İktidar tarafından şehrin çeşitli yerlerine astırılan, “3. Havalimanı sadece bir havalimanı değil bir tarihi eserdir” reklam panolarını hatırlatan Saygılı, “ Tarihi eser dedikleri tüm eserlerde, tüm yükselen yapı, bina, piramit ve saraylarda kanımız var; alın terimiz var” dedi.

3 Gün önce Havalimanı şantiyesinde işlenen iş cinayetinin İGA CEO’sunun “İşçiler haklı” açıklanmasının ardından meydana geldiğine dikkat çeken Saygılı, “Demek ki 3.Havalimanı’ndaki işçi arkadaşlarımızın isyanı haklıymış. Demek ki, işçilerin ölmemesi ve çalışma koşullarının düzeltilmesi için mücadele eden ve tutuklanan Dev-Yapı İş Sendikası Genel Başkanımız Özgür Karabulut haklıymış, İnşaat İşçileri Sendikası temsilcileri arkadaşlarımız haklıymış. Dolayısıyla biz tutsak sendika temsilcilerinin ve tüm işçilerin derhal serbest bırakılmasını ve iş cinayetine kurban giden işçi arkadaşımızın kimliğinin ve akıbetinin açıklanmasını istiyoruz” dedi.

 

"Şantiyelerde İş Cinayetleri Gizleniyor!

Bostancı Köroğlu İnşat konut şantiyesinde maaşlarını alamadıkları için 29 gündür eylemde olan işçilerden Ekmek ve Onur İşçi Derneği üyesi Taner Mutlu, çalıştığı bir şantiyede iş cinayetinin nasıl gizlenmeye çalışıldığını anlatarak başladı. Mutlu, “Bursa’da çalışırken bir arkadaşımız 18’inci katta düştü. Arkadaşımın paramparça cesedini topladığım için nezarette tutuldum. Üç gün sonra beni serbest bıraktılar ve dediler ki ‘bu bir intihardır’. Olaya intihar süsü verildi. Savcı altı saat gelmedi” dedi. İnşaat şantiyelerinde iş güvenliği olmadığını vurgulayan Mutlu, inşaat işçilerinin şu anda mafyatör sistemin esiri haline geldiğini söyledi. Sendikalara seslenen Mutlu, “İnşaat işçilerinin sesi sizinle çıkar siz var oldukça inşaat işçileri kendi haklarını savunur. İnşaat işçileri mafyatör sisteme esirdir şuanda. İnşaatlarda mafyatör sistem istemiyoruz. Her inşaatta bir mafya ve o mafyanın bir koruyucusu vardı. Bunu hepimiz biliyoruz. İnşaatlarda cinayet işleniyor. Mafya serbest bırakılıyor. Biz işçiler bu mafyatör sisteme boğun eğmeyeceğiz ” diye konuştu. 

 

"Yükselen Havalandırma Değil İşçilerin Mezarıdır!" 

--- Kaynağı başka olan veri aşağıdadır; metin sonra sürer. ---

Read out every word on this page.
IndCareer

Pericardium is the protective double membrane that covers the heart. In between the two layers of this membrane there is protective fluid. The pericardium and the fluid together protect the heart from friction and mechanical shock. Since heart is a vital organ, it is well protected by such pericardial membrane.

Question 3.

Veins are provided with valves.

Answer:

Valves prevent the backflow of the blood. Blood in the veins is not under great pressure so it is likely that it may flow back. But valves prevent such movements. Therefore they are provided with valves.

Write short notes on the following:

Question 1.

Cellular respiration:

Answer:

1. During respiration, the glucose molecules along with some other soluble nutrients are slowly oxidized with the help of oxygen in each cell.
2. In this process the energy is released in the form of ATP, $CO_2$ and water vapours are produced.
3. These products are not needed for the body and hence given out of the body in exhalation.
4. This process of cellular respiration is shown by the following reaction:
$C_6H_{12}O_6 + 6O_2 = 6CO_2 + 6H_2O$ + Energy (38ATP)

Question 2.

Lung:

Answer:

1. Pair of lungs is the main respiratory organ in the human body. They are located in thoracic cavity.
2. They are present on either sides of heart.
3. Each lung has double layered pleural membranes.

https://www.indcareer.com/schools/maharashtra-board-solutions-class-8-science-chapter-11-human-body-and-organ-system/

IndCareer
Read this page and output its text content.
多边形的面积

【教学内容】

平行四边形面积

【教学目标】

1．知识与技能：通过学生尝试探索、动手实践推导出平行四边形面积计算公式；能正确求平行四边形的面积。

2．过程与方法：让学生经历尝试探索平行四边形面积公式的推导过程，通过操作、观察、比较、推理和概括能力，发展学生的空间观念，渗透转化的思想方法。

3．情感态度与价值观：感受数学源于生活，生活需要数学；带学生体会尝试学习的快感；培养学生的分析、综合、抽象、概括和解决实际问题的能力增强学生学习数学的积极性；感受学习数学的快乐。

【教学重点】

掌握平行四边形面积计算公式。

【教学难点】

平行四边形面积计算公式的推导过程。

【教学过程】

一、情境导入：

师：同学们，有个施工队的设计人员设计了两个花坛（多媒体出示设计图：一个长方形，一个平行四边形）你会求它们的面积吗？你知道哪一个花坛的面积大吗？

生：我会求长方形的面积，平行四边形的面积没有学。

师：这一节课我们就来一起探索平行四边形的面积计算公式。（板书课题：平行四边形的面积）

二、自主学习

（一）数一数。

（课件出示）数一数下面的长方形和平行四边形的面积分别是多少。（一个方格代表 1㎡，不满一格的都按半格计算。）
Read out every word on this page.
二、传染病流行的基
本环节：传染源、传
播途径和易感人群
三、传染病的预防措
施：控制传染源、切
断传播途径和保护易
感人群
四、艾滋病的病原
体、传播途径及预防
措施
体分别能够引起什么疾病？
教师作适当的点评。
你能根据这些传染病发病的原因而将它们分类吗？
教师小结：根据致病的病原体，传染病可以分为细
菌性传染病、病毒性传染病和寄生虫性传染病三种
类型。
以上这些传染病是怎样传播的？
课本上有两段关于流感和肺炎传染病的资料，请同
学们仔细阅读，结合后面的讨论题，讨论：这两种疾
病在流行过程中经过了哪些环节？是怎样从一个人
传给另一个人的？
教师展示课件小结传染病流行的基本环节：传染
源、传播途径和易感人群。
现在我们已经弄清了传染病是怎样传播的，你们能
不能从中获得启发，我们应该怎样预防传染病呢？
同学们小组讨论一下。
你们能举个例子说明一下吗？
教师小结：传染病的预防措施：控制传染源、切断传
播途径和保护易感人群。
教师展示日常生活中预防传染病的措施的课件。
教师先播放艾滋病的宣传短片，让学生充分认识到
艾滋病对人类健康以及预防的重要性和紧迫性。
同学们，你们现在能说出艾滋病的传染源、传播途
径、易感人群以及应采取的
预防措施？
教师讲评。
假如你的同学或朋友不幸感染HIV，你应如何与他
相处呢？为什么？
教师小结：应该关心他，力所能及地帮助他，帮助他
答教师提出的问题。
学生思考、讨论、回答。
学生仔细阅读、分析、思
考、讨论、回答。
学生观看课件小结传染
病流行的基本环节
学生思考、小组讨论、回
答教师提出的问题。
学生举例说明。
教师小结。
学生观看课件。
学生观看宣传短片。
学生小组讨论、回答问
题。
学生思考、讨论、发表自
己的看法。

CHP Milletvekili Ali Şeker de, havalimanında işlenen iş cinayetlerinin son bulması için gereken tedbirlerin alınması talebiyle 3 yıl önce meclise önerge verdiklerini aktararak sözlerine başladı. Bugün bu tedbirlerinin alınmadığı için çok sayıda işçinin katledildiğini vurgulayan Şeker, “Orada yükselen havalimanı değil 38 işçinin mezarıdır. Orada kimin çalıştığı, kimin öldüğü ve kimin öleceği belli değil. İnsanlar insanca koşullar altında çalışmak istedikleri için hapse tıkıldılar. Güçlünün haklı olduğu değil haklının sesine kulak verilen bir Türkiye için haklı olan işçilerin yanındayız” dedi.

 

"Cinayetin Üstünü Kimler Örtüyor?" 

HDP Milletvekili ve hukukçu Züleyha Gülüm ise, sermayenin ve hukukun en temel hak olan yaşam hakkını hiçe saydığını belirterek, “Sadece sermaye değil iktidar açısından da durum aynı. İktidar en temel hakları hiçe sayıyor. Sermaye de AKP’den destek aldığı için o da tüm yasal hakları yok sayıyor” diye konuştu.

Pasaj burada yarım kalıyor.